Have you ever confused your girlfriend’s purse with your girlfriend (perhaps trying to kiss the leather thing instead of the person who owns it)? Have you ever mistaken your parents’ old suitcase for your parents and argued with the suitcase? And, when an airline lost your duffel bag, did you ever think that it actually was you who was lost?

While most of us have no trouble distinguishing between luggage and people, when in conflict, we do have grave difficulties telling apart the person from the baggage they carry.

And, we all have baggage. It comes in different shapes, sizes and colors and carries our conditioning (the way we learned to react to particular stimuli); our beliefs (thoughts we have carried with us for a long time); our experiences (thoughts about what took place in the past); our projections (thoughts about the way other people “should be”); and our expectations (thoughts about the future).  As we go through life, we accumulate all these thoughts in our baggage, picking things up from our parents, culture, books, television and other people we simply come in contact with.

The confusion arises when we believe this baggage – all these thoughts, conditioning and experience – we carry to be who we are. But just as we are not our duffel bag and our parents not their old suitcase, neither are we the conditioning, beliefs, experiences, projections and expectations we carry. We are the space in which all these things arise. How else could we be aware of them?

When we are in conflict the weight of our baggage pulls us down because we have a strong tendency to believe what we think. We are identified with the story we tell ourselves about what is happening to the extent that we cannot differentiate between our interpretation of (our thoughts about) a situation and the situation itself. In conflict this predicament makes us react in ways that do not serve us in anyway.

One of the most powerful, initial steps we can take when we find ourselves in conflict or when a person triggers us is to become aware of our thoughts and to know that they are just baggage we are carrying.

When the first signs of conflict or being triggered arise – which is always experienced as some kind of discomfort in our body – we simply notice what thoughts are appearing in that moment without engaging in them. We do not try to change them or make them go away. We push the pause button on the conflict or triggering event outside of ourselves and let our attention rest in our body.
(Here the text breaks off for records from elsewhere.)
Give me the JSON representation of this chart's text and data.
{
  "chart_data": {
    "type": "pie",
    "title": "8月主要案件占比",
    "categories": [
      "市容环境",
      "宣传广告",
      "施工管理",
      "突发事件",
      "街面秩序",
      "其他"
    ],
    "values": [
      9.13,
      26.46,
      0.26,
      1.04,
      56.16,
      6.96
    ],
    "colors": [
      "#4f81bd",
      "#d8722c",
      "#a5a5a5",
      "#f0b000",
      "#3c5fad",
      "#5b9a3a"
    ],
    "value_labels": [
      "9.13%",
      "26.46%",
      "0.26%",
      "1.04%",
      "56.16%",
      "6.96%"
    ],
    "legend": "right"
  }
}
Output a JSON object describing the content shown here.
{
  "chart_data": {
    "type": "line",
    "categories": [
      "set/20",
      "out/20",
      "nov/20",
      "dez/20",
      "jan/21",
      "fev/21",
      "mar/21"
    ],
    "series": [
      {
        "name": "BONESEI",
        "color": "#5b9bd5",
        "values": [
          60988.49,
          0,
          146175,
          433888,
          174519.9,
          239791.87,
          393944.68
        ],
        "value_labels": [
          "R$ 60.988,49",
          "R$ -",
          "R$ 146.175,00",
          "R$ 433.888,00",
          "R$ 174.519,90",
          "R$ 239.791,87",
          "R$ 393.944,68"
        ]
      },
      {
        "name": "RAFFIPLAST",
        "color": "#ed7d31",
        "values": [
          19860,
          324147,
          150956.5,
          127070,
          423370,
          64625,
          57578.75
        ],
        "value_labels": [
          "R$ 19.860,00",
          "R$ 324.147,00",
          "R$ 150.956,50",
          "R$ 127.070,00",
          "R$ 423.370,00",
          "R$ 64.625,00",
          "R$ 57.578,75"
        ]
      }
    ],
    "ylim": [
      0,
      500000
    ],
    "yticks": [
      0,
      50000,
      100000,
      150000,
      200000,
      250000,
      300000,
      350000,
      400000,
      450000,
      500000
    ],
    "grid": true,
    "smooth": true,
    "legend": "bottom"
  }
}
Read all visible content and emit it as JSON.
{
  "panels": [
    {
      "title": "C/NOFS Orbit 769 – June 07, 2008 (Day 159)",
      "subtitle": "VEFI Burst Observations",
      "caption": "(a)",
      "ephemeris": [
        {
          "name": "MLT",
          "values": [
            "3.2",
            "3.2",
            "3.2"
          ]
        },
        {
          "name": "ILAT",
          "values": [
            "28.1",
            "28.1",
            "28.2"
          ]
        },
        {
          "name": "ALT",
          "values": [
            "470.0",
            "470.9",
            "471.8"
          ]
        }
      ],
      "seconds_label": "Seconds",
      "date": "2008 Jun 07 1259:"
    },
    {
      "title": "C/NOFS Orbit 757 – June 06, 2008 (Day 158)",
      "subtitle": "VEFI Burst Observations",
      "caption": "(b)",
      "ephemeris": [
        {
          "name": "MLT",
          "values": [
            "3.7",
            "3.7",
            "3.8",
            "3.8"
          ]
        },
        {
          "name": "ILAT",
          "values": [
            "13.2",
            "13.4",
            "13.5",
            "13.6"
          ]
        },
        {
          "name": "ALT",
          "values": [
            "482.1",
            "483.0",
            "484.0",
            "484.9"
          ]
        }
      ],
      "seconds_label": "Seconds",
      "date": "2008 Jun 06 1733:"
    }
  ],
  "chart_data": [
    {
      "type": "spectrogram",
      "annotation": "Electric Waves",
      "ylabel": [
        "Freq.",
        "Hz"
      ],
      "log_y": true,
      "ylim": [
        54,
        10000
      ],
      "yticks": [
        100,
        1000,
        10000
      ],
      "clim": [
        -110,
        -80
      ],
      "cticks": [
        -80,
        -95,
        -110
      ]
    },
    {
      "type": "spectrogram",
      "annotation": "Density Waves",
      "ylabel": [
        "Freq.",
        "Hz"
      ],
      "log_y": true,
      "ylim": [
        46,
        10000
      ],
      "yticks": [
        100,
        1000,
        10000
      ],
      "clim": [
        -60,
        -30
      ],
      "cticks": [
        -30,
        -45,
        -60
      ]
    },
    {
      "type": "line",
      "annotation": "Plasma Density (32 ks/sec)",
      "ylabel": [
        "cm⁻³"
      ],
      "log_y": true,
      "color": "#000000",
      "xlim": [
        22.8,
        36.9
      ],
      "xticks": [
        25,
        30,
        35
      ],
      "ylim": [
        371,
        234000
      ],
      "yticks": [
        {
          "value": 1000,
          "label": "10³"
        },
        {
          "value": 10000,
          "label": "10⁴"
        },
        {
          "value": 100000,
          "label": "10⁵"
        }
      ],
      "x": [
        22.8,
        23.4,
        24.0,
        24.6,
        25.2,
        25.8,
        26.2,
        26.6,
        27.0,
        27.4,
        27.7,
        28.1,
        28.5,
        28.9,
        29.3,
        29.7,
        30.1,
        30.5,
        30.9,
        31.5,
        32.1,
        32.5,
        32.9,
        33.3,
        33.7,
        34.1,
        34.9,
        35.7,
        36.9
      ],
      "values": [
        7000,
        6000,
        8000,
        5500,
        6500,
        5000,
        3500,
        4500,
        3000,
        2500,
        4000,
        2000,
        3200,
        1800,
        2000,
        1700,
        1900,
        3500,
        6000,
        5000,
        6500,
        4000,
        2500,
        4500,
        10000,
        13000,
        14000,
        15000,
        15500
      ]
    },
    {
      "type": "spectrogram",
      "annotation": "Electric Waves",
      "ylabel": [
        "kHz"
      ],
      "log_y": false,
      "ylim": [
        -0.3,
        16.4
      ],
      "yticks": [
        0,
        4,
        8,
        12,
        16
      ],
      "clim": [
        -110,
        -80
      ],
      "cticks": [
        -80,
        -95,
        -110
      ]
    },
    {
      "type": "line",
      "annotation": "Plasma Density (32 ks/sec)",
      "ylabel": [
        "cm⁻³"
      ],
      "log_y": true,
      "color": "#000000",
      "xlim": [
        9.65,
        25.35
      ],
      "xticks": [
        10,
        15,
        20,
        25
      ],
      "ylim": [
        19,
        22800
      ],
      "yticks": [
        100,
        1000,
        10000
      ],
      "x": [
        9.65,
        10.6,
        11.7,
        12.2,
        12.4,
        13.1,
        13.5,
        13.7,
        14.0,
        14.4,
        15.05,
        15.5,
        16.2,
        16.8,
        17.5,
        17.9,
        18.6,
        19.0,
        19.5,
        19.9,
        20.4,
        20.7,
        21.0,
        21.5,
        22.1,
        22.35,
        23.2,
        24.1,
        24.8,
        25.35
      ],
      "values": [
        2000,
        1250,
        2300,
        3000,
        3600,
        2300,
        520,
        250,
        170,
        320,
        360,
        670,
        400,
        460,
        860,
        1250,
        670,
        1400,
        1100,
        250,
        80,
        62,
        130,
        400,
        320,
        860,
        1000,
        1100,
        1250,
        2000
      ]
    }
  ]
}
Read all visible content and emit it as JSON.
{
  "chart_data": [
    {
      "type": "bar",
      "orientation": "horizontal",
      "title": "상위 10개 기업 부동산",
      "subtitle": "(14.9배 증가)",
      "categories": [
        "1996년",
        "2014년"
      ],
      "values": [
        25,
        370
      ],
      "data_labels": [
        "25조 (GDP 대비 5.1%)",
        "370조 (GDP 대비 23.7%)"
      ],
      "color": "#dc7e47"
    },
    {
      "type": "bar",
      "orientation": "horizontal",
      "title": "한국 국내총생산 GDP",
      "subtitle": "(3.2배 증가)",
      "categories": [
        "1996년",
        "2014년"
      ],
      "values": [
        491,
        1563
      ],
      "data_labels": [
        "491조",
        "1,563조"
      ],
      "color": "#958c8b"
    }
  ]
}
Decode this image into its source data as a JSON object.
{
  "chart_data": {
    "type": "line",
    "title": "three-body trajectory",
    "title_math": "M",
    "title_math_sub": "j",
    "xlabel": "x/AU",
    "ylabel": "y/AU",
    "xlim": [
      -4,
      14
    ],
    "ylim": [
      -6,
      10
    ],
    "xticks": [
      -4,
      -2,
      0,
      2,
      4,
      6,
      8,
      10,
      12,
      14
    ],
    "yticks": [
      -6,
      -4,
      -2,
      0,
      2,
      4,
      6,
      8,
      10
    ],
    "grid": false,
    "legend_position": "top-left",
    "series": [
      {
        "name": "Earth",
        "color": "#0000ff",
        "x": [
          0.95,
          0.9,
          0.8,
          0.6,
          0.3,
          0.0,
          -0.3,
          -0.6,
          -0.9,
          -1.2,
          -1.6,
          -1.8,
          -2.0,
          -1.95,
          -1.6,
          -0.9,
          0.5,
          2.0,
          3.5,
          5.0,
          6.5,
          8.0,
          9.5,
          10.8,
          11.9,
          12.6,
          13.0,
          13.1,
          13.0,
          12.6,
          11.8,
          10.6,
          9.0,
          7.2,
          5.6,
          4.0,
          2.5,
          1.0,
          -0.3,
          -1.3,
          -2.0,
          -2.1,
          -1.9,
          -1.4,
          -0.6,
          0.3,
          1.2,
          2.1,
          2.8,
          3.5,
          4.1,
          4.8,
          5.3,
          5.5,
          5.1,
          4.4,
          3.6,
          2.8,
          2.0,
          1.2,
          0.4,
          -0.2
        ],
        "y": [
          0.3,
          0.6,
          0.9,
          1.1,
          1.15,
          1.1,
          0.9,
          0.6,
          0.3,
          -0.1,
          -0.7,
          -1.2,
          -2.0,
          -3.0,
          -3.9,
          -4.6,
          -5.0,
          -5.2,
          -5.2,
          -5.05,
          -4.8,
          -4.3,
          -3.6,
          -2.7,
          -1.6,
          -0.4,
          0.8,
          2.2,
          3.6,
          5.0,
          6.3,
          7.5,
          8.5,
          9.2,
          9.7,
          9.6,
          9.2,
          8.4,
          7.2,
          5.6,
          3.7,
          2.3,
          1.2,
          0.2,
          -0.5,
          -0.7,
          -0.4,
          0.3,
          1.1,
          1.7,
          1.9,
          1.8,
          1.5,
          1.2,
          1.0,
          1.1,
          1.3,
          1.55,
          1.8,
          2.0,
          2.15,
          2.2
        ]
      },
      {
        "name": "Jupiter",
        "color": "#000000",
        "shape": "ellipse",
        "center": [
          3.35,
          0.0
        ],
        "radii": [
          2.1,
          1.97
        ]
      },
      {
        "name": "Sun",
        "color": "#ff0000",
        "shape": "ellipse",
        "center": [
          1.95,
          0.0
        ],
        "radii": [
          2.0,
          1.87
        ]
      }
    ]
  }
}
Having our attention anchored in our body helps us dis-identify from our baggage so we can become aware of and be the space for it.

When we consistently step out of our stream of thinking we are able to perceive a situation as it is. Seeing a situation as it is, means not only putting down our own baggage so it does weigh down our perception of the situation but it also means that we do not confuse the other person with their baggage. Just like us, the people we interact with carry baggage but that does not mean that they are that baggage.

The consequence of seeing baggage for what it is – just thoughts, experiences and belief systems which play themselves our as a particular behavior – is wide-reaching, because it enables us to see that another person’s baggage is not a statement about our value as a person, but a reflection of the way they learned to react to particular stimuli – just like us.

No longer placing overriding significance on the behavior of another person connects us with our shared presence and frees us from our own baggage and kneejerk reactions in conflict situations. This does not mean that we let other people walk all over us. On the contrary, it enables us to respond to people and their harmful behavior in appropriate ways (saying a clear “no” or removing ourselves from a situation) without confusing their behavior with who they really are.  It is just baggage – not him, her, them or us.